Computer Vision: Recognizing objects faster and more accurately with CNNs

Despite constant body, head, or eye movements, our visual perception of the objects around us remains stable, even as the physical information hitting our retinas is constantly changing. Scientists from the RIKEN Institute in Japan have studied all the unnoticed eye movements we make and shown that they allow us to recognize objects in a stable way. These results can be applied to computer vision and are particularly useful for autonomous driving systems. They published their study entitled “ Motor-related cues support localization invariance for stable visual perception.” in the journal PLOS Computational Biology.

RIKEN, the largest comprehensive research institution in Japan, is recognized worldwide for its high-quality research in a variety of scientific disciplines. For Brain Sciences, Andrea Benucci is director of the Laboratory of Neural Circuits and Behavior and author of the article.

He explains :

“Our lab investigates the neural basis of sensory processing with a particular focus on vision. We are particularly interested in understanding the computational rules used by populations of neurons in the visual cortex to process visual information: how does the coordinated activity of groups of neurons “talking” to each other via action potentials generate a visual perception? What are the relevant spatial and temporal scales used to process visual information? To answer these questions, we use the primary visual cortex of mice trained in behavioral tasks as a model system. The experimental tools we use are based on state-of-the-art methods in optogenetics, optical imaging and electrode recording. »


Our ability to perceive a stable visual world with continuous body, head, and eye movements has long fascinated researchers in the field of neuroscience. The various studies of perceptual stability have highlighted a variety of computational and physiological phenomena acting on multiple spatio-temporal scales and regions of the brain. Neural copies of movement commands sent through the brain each time we move could allow the brain to report our own movements and keep our cognition stable.

Besides this stable perception, eye movements and their motor copies could also help us to stably recognize objects in the world, but how this happens remains a mystery.

The Convolutional Neural Network

Andrea Benucci and his team designed a CNN whose architectures were inspired by the hierarchical signal processing of the mammalian visual system to optimize the classification of objects in a visual scene during movement.

In the beginning, CNN was trained to classify 60,000 black-and-white images into 10 categories, and it succeeded. However, when tested with shifted images that mimic naturally changing visual input during eye movements, performance dropped significantly to randomness. The researchers were able to solve this problem by training it with shifted images, including the direction and magnitude of the eye movements that caused the shift. Adding eye movements and their motor copies to the network model allowed the system to better handle visual noise in images.

Andrea Benucci says:

“This breakthrough will help avoid dangerous errors in computer vision. With more efficient and robust computer vision, self-driving cars are less likely to use pixel manipulation, aka enemy attacks, to label a stop sign as a street lamp, or military drones to misclassify a hospital building as an enemy target. »

According to Andrea Benucci, it would be possible to extrapolate these results to the real world of computer vision, which explains:

“The advantages of mimicking eye movements and their efferent copies are to ‘force’ an image processing sensor to have controlled motion patterns, while informing the image processing network responsible for processing the associated images of the self-generated movements, making machine vision more robust and robust.” would make similar to what is felt in human vision. »

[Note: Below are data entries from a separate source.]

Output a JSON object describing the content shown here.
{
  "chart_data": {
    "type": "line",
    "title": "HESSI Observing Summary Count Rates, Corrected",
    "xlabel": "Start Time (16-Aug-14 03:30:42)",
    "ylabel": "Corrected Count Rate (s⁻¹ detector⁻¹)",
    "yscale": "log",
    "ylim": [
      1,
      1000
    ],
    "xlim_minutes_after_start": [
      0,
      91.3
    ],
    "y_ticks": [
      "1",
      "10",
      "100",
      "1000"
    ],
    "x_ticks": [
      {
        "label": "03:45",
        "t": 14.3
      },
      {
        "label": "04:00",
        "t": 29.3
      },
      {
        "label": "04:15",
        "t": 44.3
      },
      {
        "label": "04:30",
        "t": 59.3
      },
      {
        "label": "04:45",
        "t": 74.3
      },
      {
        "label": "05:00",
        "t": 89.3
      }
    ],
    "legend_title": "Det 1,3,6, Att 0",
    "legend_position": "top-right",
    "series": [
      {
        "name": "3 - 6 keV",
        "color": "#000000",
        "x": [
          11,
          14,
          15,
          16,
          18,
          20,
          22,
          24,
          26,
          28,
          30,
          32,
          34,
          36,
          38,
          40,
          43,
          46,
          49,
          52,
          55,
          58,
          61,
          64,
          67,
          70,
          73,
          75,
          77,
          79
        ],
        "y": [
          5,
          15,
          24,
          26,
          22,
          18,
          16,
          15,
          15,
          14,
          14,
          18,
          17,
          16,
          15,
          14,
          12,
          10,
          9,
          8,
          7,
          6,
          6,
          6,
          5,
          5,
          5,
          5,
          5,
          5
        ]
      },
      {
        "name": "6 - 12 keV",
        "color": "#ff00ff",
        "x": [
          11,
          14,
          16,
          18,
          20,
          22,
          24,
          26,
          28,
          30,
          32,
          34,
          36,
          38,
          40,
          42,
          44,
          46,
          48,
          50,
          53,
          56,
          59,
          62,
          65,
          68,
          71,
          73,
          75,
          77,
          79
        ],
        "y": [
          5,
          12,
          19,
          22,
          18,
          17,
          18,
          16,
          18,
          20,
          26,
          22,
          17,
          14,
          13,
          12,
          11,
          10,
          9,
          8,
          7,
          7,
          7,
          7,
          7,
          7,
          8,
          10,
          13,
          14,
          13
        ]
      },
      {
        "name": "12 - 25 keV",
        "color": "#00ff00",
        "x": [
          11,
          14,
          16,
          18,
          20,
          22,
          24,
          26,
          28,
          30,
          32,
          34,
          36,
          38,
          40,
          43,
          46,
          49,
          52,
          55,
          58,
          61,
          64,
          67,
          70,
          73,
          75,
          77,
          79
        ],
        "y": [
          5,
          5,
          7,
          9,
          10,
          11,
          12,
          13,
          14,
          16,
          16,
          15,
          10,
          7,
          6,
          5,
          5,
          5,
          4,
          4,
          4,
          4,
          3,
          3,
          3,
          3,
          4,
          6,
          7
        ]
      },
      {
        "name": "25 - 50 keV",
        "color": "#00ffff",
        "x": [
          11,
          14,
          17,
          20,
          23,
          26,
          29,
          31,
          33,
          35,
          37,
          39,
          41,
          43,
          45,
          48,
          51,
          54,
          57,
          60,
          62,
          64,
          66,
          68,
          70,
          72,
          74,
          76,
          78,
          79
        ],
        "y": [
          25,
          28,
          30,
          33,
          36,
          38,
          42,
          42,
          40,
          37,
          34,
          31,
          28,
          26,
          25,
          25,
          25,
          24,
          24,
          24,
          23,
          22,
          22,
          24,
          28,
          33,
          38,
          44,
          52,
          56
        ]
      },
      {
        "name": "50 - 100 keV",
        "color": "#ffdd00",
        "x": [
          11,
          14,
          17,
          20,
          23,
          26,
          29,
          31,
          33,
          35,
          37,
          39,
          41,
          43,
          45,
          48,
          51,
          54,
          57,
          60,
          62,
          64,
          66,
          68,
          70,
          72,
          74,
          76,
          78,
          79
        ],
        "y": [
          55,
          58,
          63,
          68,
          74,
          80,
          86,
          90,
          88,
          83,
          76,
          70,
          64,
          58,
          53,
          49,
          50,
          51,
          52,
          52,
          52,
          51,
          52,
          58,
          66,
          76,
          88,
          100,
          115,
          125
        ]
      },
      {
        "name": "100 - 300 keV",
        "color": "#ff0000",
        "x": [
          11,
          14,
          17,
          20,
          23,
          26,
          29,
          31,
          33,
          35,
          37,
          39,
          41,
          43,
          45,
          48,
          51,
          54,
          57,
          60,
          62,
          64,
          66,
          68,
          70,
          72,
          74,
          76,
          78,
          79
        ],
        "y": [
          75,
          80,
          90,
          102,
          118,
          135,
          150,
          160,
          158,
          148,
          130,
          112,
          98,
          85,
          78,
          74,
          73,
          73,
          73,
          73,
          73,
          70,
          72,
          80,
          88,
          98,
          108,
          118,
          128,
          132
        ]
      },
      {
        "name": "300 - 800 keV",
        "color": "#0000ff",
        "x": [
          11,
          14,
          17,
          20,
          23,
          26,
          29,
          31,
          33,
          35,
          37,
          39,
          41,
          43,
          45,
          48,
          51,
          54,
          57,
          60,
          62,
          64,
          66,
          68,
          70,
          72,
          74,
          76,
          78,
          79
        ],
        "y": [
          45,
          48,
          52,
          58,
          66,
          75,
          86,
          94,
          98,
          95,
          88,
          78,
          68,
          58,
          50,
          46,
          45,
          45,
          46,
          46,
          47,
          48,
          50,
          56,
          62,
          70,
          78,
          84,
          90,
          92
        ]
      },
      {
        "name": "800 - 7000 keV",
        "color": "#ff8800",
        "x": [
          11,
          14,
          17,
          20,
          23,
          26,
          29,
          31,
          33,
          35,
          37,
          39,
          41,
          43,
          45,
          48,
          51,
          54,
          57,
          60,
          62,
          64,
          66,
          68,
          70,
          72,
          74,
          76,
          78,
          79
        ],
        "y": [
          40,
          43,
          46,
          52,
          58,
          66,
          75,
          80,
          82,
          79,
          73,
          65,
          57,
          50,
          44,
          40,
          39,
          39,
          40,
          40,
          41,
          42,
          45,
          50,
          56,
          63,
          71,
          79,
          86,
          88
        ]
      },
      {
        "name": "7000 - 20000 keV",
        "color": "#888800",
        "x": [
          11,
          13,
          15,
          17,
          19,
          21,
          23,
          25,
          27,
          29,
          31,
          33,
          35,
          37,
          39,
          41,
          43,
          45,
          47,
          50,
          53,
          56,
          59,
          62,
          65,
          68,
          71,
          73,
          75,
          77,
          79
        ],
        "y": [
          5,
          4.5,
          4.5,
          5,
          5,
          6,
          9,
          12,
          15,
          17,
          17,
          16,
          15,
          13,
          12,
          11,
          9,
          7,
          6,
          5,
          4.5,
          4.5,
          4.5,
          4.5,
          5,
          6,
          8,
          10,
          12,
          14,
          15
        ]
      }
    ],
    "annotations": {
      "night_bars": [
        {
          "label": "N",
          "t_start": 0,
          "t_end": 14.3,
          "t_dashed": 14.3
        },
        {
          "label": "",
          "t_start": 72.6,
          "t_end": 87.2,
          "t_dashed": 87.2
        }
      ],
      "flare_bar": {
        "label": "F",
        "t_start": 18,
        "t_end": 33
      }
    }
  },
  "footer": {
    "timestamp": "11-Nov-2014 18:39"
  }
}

This research continues in collaboration with colleagues of Andrea Bonucci working with neuromorphic technologies. The idea is to implement real silicon-based circuits based on the principles highlighted in this study and test whether they improve machine vision capabilities in real applications.

Sources of the article:

Benucci A (2022) Motor-related cues support location invariance for stable visual perception.

PLoS Computer Biol. doi:10.1371/journal.pcbi.1009928

#Computer #Vision #Recognizing #objects #faster #accurately #CNNs

Leave a Comment

Your email address will not be published.